Verzoeker heeft het Landelijk Orgaan Wetenschappelijke Integriteit (hierna: LOWI) op 26 mei 2025 verzocht advies uit te brengen over dit aanvankelijk oordeel.
Het LOWI heeft Verzoeker tot en met 11 juni 2025 in de gelegenheid gesteld om de gronden van het verzoek in te dienen.
Verzoeker heeft het LOWI op 11 juni 2025 een document met bijlagen toegestuurd.
Het LOWI heeft het verzoek besproken in zijn vergadering van 18 juni 2025 en besloten om het verzoek in behandeling te nemen en direct tot advisering over te gaan.
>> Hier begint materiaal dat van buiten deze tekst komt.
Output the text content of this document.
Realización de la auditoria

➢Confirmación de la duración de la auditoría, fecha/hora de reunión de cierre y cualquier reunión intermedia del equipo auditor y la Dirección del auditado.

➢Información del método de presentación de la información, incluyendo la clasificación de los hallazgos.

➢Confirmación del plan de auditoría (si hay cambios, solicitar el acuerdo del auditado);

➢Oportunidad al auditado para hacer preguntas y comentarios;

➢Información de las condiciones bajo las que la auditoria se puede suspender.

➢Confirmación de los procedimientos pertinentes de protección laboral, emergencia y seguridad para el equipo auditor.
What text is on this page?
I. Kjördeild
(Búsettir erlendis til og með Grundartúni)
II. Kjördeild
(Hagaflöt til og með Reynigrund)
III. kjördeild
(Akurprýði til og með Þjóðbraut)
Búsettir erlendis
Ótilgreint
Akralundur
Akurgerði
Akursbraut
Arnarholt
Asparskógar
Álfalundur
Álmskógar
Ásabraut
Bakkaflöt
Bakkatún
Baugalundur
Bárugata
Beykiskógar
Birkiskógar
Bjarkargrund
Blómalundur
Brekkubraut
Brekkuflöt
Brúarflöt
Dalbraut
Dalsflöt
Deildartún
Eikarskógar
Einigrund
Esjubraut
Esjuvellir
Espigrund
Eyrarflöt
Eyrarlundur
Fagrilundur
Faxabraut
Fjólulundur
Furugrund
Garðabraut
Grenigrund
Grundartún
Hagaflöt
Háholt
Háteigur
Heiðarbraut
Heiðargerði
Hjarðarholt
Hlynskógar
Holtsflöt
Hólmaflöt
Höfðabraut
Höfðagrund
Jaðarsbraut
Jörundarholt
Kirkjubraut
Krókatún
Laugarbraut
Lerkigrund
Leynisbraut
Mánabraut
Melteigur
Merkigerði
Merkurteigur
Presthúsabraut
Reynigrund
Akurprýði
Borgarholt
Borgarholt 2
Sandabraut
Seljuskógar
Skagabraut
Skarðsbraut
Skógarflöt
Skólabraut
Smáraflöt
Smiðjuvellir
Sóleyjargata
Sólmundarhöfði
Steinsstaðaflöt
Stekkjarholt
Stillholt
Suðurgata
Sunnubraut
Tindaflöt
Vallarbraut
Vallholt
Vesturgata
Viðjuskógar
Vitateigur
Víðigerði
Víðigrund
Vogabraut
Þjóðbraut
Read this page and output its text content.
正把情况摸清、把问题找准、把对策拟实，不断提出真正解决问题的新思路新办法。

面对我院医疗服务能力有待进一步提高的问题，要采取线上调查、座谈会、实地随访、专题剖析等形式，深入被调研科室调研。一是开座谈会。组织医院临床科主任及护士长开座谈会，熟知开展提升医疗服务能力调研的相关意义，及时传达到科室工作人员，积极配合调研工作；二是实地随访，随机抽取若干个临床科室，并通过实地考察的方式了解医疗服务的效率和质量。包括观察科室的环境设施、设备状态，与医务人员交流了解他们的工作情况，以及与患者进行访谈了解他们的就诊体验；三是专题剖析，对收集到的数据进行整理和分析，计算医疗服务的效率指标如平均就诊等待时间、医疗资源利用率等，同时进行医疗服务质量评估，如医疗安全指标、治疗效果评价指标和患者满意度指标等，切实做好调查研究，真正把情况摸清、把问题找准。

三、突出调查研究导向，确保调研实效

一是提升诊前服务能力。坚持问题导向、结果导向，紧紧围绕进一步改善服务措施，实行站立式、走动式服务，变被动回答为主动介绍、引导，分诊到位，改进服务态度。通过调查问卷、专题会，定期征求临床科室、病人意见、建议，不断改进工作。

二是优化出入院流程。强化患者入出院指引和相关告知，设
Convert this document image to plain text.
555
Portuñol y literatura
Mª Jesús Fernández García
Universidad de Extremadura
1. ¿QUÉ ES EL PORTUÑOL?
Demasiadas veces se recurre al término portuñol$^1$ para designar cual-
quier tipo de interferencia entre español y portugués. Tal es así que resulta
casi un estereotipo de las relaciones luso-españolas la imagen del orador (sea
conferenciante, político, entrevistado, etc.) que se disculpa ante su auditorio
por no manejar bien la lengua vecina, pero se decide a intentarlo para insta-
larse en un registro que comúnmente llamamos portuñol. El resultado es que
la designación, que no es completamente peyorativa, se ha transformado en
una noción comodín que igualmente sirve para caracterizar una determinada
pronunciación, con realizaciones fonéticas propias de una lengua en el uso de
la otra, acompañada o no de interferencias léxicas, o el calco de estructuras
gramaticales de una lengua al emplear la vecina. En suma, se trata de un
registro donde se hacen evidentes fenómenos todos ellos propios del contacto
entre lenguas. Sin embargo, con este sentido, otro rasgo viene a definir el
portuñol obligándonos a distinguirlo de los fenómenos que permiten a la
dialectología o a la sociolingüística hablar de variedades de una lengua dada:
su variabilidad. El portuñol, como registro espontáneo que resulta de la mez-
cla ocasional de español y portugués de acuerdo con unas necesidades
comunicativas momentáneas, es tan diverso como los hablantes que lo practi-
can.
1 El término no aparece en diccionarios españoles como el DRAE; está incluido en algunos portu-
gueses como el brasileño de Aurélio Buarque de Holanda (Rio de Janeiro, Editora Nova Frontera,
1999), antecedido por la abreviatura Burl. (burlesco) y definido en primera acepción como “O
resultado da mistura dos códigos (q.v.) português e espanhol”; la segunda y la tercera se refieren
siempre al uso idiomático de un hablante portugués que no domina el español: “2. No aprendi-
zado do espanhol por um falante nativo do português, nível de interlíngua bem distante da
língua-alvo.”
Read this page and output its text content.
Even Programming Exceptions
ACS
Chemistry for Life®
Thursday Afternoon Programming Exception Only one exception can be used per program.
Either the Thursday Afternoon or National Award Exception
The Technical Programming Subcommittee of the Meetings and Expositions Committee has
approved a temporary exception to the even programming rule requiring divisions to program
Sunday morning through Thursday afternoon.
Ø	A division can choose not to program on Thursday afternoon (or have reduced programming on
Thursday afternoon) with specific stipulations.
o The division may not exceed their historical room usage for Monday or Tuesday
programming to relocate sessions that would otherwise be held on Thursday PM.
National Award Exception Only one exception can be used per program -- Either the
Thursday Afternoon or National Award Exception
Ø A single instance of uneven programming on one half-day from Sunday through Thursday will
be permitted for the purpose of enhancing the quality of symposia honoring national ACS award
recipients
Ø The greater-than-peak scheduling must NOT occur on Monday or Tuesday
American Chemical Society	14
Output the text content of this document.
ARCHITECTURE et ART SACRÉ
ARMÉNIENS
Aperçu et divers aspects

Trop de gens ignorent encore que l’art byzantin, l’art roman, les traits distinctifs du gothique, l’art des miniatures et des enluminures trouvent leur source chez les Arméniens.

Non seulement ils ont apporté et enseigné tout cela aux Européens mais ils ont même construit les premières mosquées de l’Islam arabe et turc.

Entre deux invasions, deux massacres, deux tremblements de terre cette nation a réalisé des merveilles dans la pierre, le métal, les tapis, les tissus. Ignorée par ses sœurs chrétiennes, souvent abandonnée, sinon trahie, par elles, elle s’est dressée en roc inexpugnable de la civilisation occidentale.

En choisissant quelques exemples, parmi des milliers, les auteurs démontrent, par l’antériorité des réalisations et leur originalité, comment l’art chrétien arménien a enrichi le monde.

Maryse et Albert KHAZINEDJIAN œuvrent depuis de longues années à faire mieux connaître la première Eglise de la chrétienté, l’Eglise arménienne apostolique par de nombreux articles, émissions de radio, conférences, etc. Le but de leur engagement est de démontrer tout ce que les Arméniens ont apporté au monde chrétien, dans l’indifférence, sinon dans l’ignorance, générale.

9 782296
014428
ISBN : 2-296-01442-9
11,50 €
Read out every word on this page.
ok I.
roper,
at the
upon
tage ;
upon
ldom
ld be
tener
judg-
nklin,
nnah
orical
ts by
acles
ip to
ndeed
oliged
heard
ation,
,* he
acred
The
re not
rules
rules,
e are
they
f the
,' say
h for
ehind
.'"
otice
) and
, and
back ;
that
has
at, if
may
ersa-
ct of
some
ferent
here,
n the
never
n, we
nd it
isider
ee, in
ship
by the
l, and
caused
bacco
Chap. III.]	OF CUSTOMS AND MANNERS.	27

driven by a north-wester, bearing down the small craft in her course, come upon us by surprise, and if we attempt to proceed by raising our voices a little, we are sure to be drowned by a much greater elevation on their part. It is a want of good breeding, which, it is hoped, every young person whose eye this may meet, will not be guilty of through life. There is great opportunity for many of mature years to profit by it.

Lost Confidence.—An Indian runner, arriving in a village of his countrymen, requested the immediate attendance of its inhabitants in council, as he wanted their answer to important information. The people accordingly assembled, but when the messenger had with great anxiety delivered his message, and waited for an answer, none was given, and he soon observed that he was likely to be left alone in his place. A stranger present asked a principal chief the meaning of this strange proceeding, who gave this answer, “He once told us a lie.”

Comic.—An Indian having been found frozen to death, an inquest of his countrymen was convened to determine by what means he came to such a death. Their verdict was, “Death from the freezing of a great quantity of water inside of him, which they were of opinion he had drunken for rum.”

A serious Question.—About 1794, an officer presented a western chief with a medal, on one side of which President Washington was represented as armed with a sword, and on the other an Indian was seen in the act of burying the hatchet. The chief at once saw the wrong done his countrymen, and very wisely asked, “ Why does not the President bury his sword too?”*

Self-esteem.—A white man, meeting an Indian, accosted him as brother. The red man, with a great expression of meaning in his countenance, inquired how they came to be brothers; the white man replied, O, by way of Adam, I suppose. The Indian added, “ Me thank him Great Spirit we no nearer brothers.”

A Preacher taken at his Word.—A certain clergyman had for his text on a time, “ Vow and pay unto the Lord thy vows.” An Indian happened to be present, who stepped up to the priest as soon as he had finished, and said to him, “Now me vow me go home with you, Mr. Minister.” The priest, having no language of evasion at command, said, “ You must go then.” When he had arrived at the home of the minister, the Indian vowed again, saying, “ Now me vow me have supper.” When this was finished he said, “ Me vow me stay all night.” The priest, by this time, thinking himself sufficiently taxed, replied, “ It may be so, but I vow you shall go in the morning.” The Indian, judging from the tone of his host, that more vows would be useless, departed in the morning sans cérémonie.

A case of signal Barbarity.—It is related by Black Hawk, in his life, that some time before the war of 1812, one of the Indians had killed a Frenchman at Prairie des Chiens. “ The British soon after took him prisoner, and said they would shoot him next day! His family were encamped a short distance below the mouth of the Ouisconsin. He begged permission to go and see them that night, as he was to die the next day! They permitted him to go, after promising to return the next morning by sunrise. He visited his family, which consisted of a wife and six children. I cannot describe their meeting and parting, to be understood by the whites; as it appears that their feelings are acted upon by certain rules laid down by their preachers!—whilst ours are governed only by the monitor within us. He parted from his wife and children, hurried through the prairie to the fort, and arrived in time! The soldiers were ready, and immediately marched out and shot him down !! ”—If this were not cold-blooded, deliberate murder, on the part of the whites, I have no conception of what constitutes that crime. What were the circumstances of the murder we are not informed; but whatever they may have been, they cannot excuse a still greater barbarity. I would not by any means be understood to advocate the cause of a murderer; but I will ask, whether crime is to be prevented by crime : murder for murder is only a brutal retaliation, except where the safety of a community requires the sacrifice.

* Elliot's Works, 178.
Hieronder wordt toegelicht waarom.
Overwegingen
Inleiding
1. Verzoeker woont in de Verenigde Staten en was gedurende ongeveer acht jaar PhD-kandidaat aan de rechtenfaculteit van de Universiteit Maastricht.
2. Betrokkene 1 was de beoogd promotor en begeleider van Verzoeker. Betrokkene 2 had een bestuurlijke functie.
Klacht
3. Verzoeker klaagt over de begeleiding door Betrokkene 1. Volgens Verzoeker heeft Betrokkene 1 het promotieonderzoek op onterechte gronden in een bepaalde richting geprobeerd te sturen en uiteindelijk het promotietraject eenzijdig beëindigd. Volgens Verzoeker heeft Betrokkene 1 zich in de begeleiding niet onafhankelijk en onpartijdig opgesteld vanwege een bepaalde functie die Betrokkene 1 bij een beroepsorgaan vervulde. Verzoeker zou een kritische lezing van het werk van dat betreffende orgaan hebben voorgestaan in zijn proefschrift, terwijl Betrokkene 1 dergelijke kritiek niet zou hebben geduld. Volgens Verzoeker heeft Betrokkene 1 hem gezegd bepaalde auteurs niet te lezen en weigerde Betrokkene 1 feedback te geven op grote delen van het manuscript die Verzoeker als de kern van zijn wetenschappelijke werk beschouwt. Verzoeker voelt zich gekleineerd, verbaal misbruikt en onder druk gezet door Betrokkene 1. In verband met dit laatste stelt Verzoeker dat Betrokkene 1 tijdens hun laatste bijeenkomst in 2023 heeft gezegd “If you want to finish your PhD with me, you need to write a defense to the Appellate Body, or feel free to find a new advisor”.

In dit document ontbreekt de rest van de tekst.